Angular Mix 2018 was a huge success and the most impactful conference of my development career.
For more than 2 years I’ve had the pleasure of building products with an amazing team for my client Crossroads Church in Cincinnati. We write code with the intent of helping the community, which is a great feeling after being in the corporate world for so long. I’ve learned a lot with (and from) my team about how to design and build great full-stack applications using (mostly) Angular for the front end. Unfortunately, After two years we’ve gotten to the point where the team develops applications in the same way that we always have, its become very stagnant.
I was really excited about Angular Mix this year as a way to break out of the mold.

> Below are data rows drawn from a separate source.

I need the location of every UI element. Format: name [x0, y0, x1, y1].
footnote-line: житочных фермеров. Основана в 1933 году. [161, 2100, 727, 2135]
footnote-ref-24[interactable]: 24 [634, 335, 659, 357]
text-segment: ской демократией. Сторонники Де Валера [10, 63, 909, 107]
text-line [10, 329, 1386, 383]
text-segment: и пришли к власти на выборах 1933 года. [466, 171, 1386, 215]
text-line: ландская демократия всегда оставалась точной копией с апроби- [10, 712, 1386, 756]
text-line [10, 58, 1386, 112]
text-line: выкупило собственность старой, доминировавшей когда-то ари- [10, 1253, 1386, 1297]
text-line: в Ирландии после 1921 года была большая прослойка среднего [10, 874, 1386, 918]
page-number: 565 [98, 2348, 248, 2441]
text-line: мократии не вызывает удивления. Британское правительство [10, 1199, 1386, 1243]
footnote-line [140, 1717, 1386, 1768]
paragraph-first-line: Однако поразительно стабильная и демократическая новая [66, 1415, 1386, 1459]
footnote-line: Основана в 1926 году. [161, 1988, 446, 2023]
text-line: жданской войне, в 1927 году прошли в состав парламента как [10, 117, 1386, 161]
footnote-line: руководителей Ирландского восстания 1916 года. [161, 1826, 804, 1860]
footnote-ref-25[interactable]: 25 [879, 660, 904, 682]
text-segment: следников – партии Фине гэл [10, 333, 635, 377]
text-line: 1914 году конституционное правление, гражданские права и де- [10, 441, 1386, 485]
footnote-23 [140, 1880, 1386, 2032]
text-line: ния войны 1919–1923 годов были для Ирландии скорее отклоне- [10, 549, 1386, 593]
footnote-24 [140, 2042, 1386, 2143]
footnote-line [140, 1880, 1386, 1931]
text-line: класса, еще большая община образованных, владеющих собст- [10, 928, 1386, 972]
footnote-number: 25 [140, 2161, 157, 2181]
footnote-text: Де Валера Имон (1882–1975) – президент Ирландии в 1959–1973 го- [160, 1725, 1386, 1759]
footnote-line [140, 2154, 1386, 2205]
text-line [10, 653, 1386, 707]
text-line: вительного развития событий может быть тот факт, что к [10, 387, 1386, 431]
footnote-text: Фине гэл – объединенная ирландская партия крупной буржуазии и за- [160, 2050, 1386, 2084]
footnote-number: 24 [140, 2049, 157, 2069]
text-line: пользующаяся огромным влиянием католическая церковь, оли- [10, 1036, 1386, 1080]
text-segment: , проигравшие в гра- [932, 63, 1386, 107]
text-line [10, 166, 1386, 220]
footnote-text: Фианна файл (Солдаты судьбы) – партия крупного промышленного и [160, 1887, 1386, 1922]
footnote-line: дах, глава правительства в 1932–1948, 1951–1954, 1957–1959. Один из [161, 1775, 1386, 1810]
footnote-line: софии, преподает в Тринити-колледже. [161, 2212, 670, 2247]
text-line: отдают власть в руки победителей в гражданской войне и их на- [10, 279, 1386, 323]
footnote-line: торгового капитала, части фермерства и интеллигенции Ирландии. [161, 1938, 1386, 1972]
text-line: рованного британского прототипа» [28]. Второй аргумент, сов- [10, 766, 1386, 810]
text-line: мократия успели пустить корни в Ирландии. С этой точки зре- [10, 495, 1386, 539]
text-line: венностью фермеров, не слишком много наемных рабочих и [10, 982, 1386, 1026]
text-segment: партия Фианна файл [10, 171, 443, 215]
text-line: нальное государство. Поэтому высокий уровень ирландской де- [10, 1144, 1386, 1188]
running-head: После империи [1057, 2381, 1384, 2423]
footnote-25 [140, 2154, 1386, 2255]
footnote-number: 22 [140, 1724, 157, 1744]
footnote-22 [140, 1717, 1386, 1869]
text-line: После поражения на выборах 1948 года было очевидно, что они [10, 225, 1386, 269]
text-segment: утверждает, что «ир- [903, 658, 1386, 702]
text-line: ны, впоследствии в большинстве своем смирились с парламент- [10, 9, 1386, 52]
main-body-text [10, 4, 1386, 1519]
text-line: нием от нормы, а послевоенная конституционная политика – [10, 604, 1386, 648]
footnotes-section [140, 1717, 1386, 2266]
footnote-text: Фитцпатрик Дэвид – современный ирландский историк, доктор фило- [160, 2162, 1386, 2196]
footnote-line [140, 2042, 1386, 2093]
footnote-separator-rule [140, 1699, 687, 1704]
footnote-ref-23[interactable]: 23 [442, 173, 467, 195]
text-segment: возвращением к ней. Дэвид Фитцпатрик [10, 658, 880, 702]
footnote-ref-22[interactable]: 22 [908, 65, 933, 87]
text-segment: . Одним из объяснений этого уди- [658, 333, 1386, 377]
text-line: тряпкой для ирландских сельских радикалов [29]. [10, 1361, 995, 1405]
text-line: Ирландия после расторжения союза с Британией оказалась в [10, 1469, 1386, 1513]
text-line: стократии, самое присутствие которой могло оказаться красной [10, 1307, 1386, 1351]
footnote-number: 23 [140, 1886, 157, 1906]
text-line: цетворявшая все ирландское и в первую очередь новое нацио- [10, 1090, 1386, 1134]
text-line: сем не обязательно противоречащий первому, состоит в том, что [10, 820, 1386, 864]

I wanted a better understanding of what the current trends are and the technologies my peers in the Angular ecosystem are excited about. I wanted to see how other teams were building products, what strategies were being used to improve performance at a large scale and how best to increase developer satisfaction on this platform.
Angular Mix 2018 checked all of these boxes, and then some! The location (Orlando Florida, Loews Royal Pacific Resort at Universal Studios) was fantastic - the people were wonderful and the food was flat out amazing. I loved how available the presenters were and had ample opportunity to chat with many of them.
shout outs to:
Angular Playground
presented by Dan Wahlin
Angular Playground is a simple solution to the difficulties of building angular components in large enterprise applications. When writing and designing reusable components, it’s hard not to be influenced in design by the current use case the component is being planned for. Angular Playground provides a solution for building components in isolation. With minimal setup, it provides an environment to test and run individual pieces of the application with predefined inputs and outputs. Define the different visual scenarios for the component, provide data to trigger the individual conditions, run the npm script that serves the playground and the components are ready to be played with. I found that the ergonomics for wiring up a component to be used with Angular Playground feels strikingly similar to setting up unit tests. This style of Component Driven Development is a shift from the way we develop our angular apps at Crossroads but intriguing enough to force a conversation.
NestJS
presented by Kamil Mysliwiec
It’s not much of a secret to those that I work with, but I really enjoy writing web apps using angular – the architecture and design paradigms just make sense to me and I can easily reason about the best way to structure my applications. This is the driving principle behind NestJS. Nest is a framework for writing Node backends in a way that feels very familiar to an angular developer. Creator Kamil Mysliwiec gave a rousing and well-designed intro to nest that really blew me away. If you’re in the market for a fun new way to write Node backends, give NestJS a try.
Bazel
presented by Alex Eagle
I’m not really sure where to start with Bazel — am I allowed to admit here that I am a little out of my element when it comes to mono repositories and how best to care for them? The theme of using a mono repository was an undercurrent that seemed to run through a lot of the talks and content. Bazel is the tool that Google has been using to manage their mono repositories internally (yes, plural — if I understood correctly, angular is in its own repository, separate from the rest of the Google code in another repository). They’ve polished it and are in the process of releasing it as a product for other teams to use.
Angular Codesign
presented by Blair Metcalf, Tim Sawyer, Richard Worsfold
Codesign is a Google product nearing private beta, formally announced the first day of Angular Mix 2018. Codesign attempts to bridge the gap between a designer’s vision and a developer’s reality. The product is a WYSIWYG prototyping tool that allows designers to use Angular components to create realistic, data-driven prototypes. Codesign allows a developer to import the angular components that a team has already built, drop them onto a new design and export the code that was generated by the new component for developers to utilize. This new cycle for developing components will give greater freedom for designers to confidently execute their visions without forcing developers to suffer through actually implementing those designs. I am very excited for this tool to be released, our team without a doubt will use it. Read more here.
ngrx-data
presented by Ward Bell
Last year I spent a day diving deep into the principals behind redux and its flavor of state management - that day proved to be very beneficial in my growth as a developer who specializes in writing Angular apps. I’ve since written a handful of applications utilizing various “Redux in Angular” libraries such as NGRX and NGXS and have had enormous success taming the beast that is STATE. I cannot stress enough just how important Redux style state management has been for building a structured and simple application — but this has not come without a cost; the boilerplate is quite heavy and the principles can be difficult to learn. This is the problem ngrx-data attempts to solve. ngrx-data abstracts a lot of the boilerplate setup away, allowing you to hit the ground running faster, in a more unified and structured manner.